Chance of rolling at most one six with two dice in 20 rolls.

lo2

1. The problem statement, all variables and given/known data

Well as I said what is the chance of getting at most one six when rolling two dice twenty times?

2. Relevant equations

I know the probability of getting one six in one roll with two dice is:

11/36

And not getting one is:

25/36

3. The attempt at a solution

Then I figured out that the probability of not getting a 6 in [itex]n[/itex] rolls is equal to:

[itex]P = 1 - (\frac{25}{36})^n[/itex]

So is that so?

And how do you calculate the proability of getting at most one 6 in twenty rolls?

mfb

I can confirm your probability of getting no 6 in all rolls.

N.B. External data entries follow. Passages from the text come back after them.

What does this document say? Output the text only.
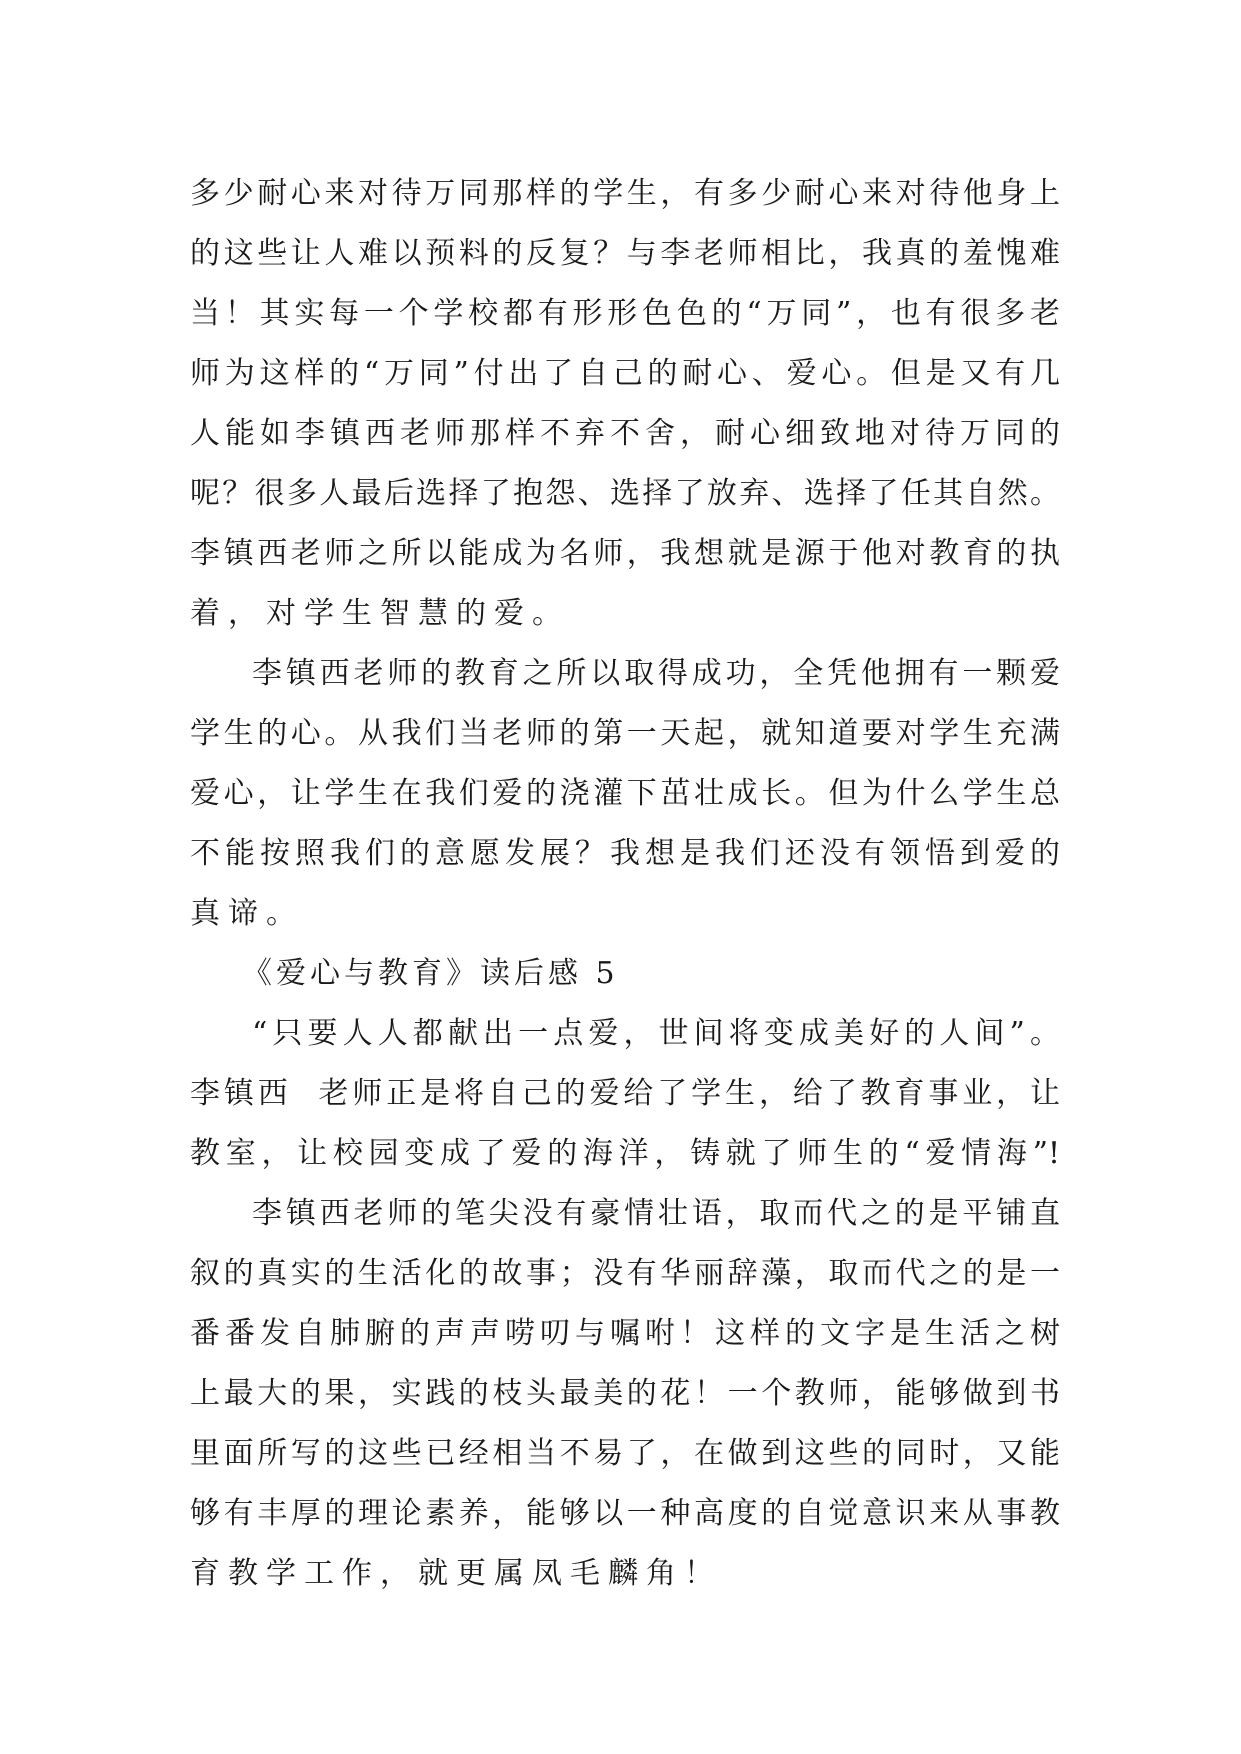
多少耐心来对待万同那样的学生，有多少耐心来对待他身上
的这些让人难以预料的反复？与李老师相比，我真的羞愧难
当！其实每一个学校都有形形色色的“万同”，也有很多老
师为这样的“万同”付出了自己的耐心、爱心。但是又有几
人能如李镇西老师那样不弃不舍，耐心细致地对待万同的
呢？很多人最后选择了抱怨、选择了放弃、选择了任其自然。
李镇西老师之所以能成为名师，我想就是源于他对教育的执
着，对学生智慧的爱。
李镇西老师的教育之所以取得成功，全凭他拥有一颗爱
学生的心。从我们当老师的第一天起，就知道要对学生充满
爱心，让学生在我们爱的浇灌下茁壮成长。但为什么学生总
不能按照我们的意愿发展？我想是我们还没有领悟到爱的
真谛。
《爱心与教育》读后感 5
“只要人人都献出一点爱，世间将变成美好的人间”。
李镇西  老师正是将自己的爱给了学生，给了教育事业，让
教室，让校园变成了爱的海洋，铸就了师生的“爱情海”!
李镇西老师的笔尖没有豪情壮语，取而代之的是平铺直
叙的真实的生活化的故事；没有华丽辞藻，取而代之的是一
番番发自肺腑的声声唠叨与嘱咐！这样的文字是生活之树
上最大的果，实践的枝头最美的花！一个教师，能够做到书
里面所写的这些已经相当不易了，在做到这些的同时，又能
够有丰厚的理论素养，能够以一种高度的自觉意识来从事教
育教学工作，就更属凤毛麟角！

Your initial problem is unclear to me: What happens if you roll (6,6) one time and "no 6" the other 19 times? Your approach for a solution would include this in the probability, but the literal interpretation would not.

Anyway:
Can you calculate the probability to get exactly one 6 in 20 rolls?

If not, here is an easier subproblem: A 6 in the first roll, and no 6 in the other 19. How does that help to calculate the probability of exactly one 6 in 20 rolls?

Ray Vickson

Your probability P above makes no sense: it increases as n increases, with a limit of 1 as n → ∞, so you are claiming that for a very large number of rolls we are almost sure of not getting a six. That is, the more times we roll, the less chance we have of getting even one six. That is contrary to reality.

Anyway, what do you mean by 'getting a six'? With dice, the normal interpretation is that the total on the two dice is six.

You seem to be looking at the two dice separately and asking whether one of them shows a six. Since you are not adding the numbers, it would seem that 20 rolls of your two (separate) dies is the same as 40 rolls of a single die.